When Bonanza debuted on NBC in 1959, the show didn’t appear to be on track to run for 14 years, let alone to finish in the top five in the Nielsen ratings for nine years straight. Scheduled opposite the Saturday night powerhouse Perry Mason, Bonanza looked like just another TV western, at a time when the tube was packed with them. Its main distinguishing feature was that it was in color. But Bonanza hung in, and grew on audiences thanks to well-delineated characters and a premise that allowed for a wider range of stories than the usual cowboy fare. Set on a big Nevada ranch near a silver-mining boomtown, Bonanza starred Lorne Greene as thrice-widowed entrepreneur Ben Cartwright, working his property alongside his three grown sons: shrewd, steely Adam (played by Pernell Roberts), big-hearted brute Hoss (Dan Blocker), and hotheaded dandy Little Joe (Michael Landon). These weren’t unruly frontiersman; they were worldly fellows living on a well-appointed estate, and dealing with sibling rivalry, romance, and the vicissitudes of big business. Bonanza quickly became less of a western than a corporate melodrama with sidearms.

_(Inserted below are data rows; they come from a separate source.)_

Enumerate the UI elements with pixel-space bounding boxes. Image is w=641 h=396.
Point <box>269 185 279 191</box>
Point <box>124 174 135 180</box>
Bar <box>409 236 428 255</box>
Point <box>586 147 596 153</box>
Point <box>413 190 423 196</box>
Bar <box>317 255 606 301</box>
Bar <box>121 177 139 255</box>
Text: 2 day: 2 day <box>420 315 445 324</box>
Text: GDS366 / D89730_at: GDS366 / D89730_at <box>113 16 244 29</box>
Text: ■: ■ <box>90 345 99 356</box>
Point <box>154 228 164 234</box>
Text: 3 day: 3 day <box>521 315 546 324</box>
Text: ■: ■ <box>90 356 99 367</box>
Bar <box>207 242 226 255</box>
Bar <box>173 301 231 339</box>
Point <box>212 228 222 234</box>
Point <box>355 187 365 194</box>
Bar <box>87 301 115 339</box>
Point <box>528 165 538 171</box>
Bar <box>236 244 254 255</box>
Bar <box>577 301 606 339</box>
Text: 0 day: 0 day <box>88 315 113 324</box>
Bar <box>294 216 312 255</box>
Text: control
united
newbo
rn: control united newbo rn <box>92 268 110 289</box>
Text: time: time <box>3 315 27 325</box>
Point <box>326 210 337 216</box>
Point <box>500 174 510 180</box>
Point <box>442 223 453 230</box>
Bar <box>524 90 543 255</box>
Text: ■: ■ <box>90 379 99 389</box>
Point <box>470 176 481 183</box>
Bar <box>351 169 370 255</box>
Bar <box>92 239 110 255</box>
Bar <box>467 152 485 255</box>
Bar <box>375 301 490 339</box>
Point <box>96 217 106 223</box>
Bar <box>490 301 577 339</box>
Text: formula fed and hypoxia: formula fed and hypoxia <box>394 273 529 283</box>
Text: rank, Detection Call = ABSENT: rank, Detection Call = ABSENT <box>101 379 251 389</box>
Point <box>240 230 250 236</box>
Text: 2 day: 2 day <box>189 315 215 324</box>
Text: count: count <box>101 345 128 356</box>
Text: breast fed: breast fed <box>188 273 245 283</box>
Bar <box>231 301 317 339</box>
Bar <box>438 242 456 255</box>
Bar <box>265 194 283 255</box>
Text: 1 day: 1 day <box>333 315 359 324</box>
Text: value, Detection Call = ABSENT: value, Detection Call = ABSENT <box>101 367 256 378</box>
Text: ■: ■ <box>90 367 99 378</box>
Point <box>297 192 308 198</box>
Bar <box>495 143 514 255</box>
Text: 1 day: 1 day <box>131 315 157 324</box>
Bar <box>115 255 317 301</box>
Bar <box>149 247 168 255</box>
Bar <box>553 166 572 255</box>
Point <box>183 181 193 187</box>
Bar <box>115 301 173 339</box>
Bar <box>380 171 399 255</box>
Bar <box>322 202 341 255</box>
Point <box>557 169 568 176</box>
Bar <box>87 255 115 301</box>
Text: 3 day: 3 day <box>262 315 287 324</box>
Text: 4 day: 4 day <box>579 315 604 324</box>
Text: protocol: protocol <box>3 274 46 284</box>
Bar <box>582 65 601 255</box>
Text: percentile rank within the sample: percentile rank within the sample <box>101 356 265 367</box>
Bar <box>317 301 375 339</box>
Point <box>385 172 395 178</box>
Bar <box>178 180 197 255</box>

Bonanza’s first season isn’t as strong as what would come later, when the production loosened up a little and allowed some talented writers and directors to leave their mark. (None other than Robert Altman helmed eight fine episodes in the second season.) Bonanza always offered a “prop department” version of the old west, where even the dirt in the streets looked clean, and people could gun each other down with no blood or regrets. And in the early going the show was especially stiff, with the characters wearing their motivations and emotions right on their faces. (Landon would look doe-eyed, Blocker confused, and so on.) Yet even from the beginning the Cartwright clan was an easy bunch to spend time with, as they lounged around their elegant ranch house, eating meals prepared by their skilled Chinese cook. And season one introduced the themes that would continue to define the show: primarily the conflict between the rapaciousness of industry and the more sophisticated, humane kind of progress represented by the Cartwrights. Bonanza won over TV fans the way the Cartwrights swayed their reluctant neighbors: by representing the kind of dogged, un-splashy quality that endures.

Key features: A 1952 anthology series episode that helped inspire the show, plus multiple interviews with producer David Dortort.